# Has anyone come across HoneyPei cockapoos?



## Helss8elss (Jul 16, 2015)

They sound great and I am visiting to do my own checks, but am a bit paranoid having read about how hard poor farmed puppies can be to spot!!

Has anyone had a pup from them? Can you speak highly or not?!

Thanks

Helen


----------



## Helss8elss (Jul 16, 2015)

I should have said, they are in Kent, near Canterbury


----------



## Kessy (Aug 5, 2015)

*Honeypei puppy owner*

Hi, saw your post and registered to reply! I have. Two year old cocker bought from Honepei. I cannot speak more highly of Karen, she is very knowledgeable and she doesn't over breed her dogs, and it isn't a puppy farm she rotates her bitches and does have quite a few. If you haven't already I wouldn't hesitate in getting one of her puppies .... She is there on email whenever you need help, I still ask questions now! Hope this helps.


----------



## Humspoff (Aug 26, 2014)

Oh my goodness!!! I have just looked at those pics on their website and I have to say they are the most adorable dogs in the world! Parents and puppies!!!


----------



## Vicks67 (Sep 5, 2015)

Helen, did you end up getting a puppy from Honneypei? i've recently contacted them about a litter for next year. I was wonderin how you found them and also did you have to put a deposit down before meeting the pups?hanks Vicky


----------



## Popcorn100 (Oct 24, 2015)

Did you get a honeypei puppy?


----------



## becca.diana (Jan 19, 2016)

*Honeypei*

We bought our first cockapoo from Honeypei in Jan 2015, and picked him up in April of the same year. 

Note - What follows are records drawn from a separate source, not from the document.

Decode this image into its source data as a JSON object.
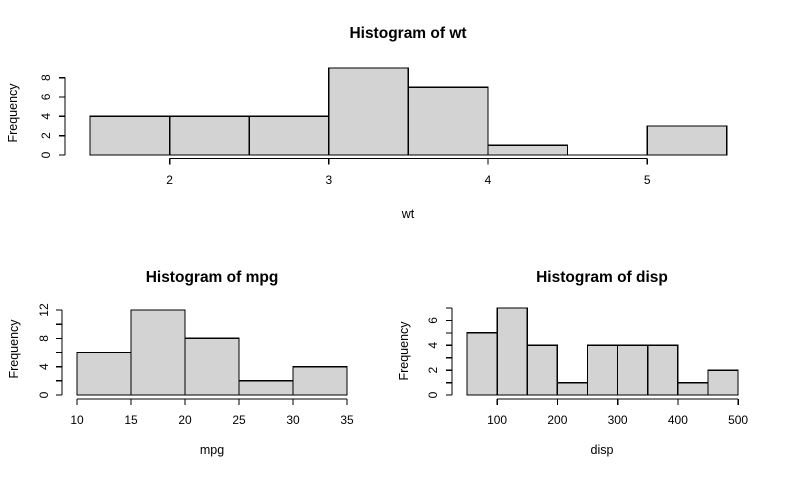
{
  "figure": {
    "background": "#ffffff",
    "bar_fill": "#d3d3d3",
    "bar_stroke": "#000000",
    "axis_color": "#000000",
    "text_color": "#000000"
  },
  "chart_data": [
    {
      "id": "wt",
      "type": "bar",
      "subtype": "histogram",
      "title": "Histogram of wt",
      "xlabel": "wt",
      "ylabel": "Frequency",
      "breaks": [
        1.5,
        2.0,
        2.5,
        3.0,
        3.5,
        4.0,
        4.5,
        5.0,
        5.5
      ],
      "counts": [
        4,
        4,
        4,
        9,
        7,
        1,
        0,
        3
      ],
      "x_ticks": [
        2,
        3,
        4,
        5
      ],
      "y_ticks": [
        0,
        2,
        4,
        6,
        8
      ],
      "y_labeled_ticks": [
        0,
        2,
        4,
        6,
        8
      ],
      "xlim": [
        1.5,
        5.5
      ],
      "ylim": [
        0,
        9
      ],
      "grid": false,
      "legend": null
    },
    {
      "id": "mpg",
      "type": "bar",
      "subtype": "histogram",
      "title": "Histogram of mpg",
      "xlabel": "mpg",
      "ylabel": "Frequency",
      "breaks": [
        10,
        15,
        20,
        25,
        30,
        35
      ],
      "counts": [
        6,
        12,
        8,
        2,
        4
      ],
      "x_ticks": [
        10,
        15,
        20,
        25,
        30,
        35
      ],
      "y_ticks": [
        0,
        2,
        4,
        6,
        8,
        10,
        12
      ],
      "y_labeled_ticks": [
        0,
        4,
        8,
        12
      ],
      "xlim": [
        10,
        35
      ],
      "ylim": [
        0,
        12
      ],
      "grid": false,
      "legend": null
    },
    {
      "id": "disp",
      "type": "bar",
      "subtype": "histogram",
      "title": "Histogram of disp",
      "xlabel": "disp",
      "ylabel": "Frequency",
      "breaks": [
        50,
        100,
        150,
        200,
        250,
        300,
        350,
        400,
        450,
        500
      ],
      "counts": [
        5,
        7,
        4,
        1,
        4,
        4,
        4,
        1,
        2
      ],
      "x_ticks": [
        100,
        200,
        300,
        400,
        500
      ],
      "y_ticks": [
        0,
        1,
        2,
        3,
        4,
        5,
        6,
        7
      ],
      "y_labeled_ticks": [
        0,
        2,
        4,
        6
      ],
      "xlim": [
        50,
        500
      ],
      "ylim": [
        0,
        7
      ],
      "grid": false,
      "legend": null
    }
  ]
}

I can't speak more highly of Karen, you can really see she cares for her dogs, and loves all of her pups - she kept Flick for an extra few weeks, giving us regular updates, and when we were able to pick him up, we could really see the love; he was practically toilet and crate trained. 

We thought so much of the whole process that we're picking up our second cockapoo from Honeypei in 2 weeks time!


----------



## Mrs Tibby (Nov 8, 2016)

becca.diana do you know if Honeypei's dogs are all PRA clear? - It says nothing about it on their website at all.

Thank you


----------



## Mrs Tibby (Nov 8, 2016)

Ignore my previous comment. It does say they're Pra eye tested on the site.


----------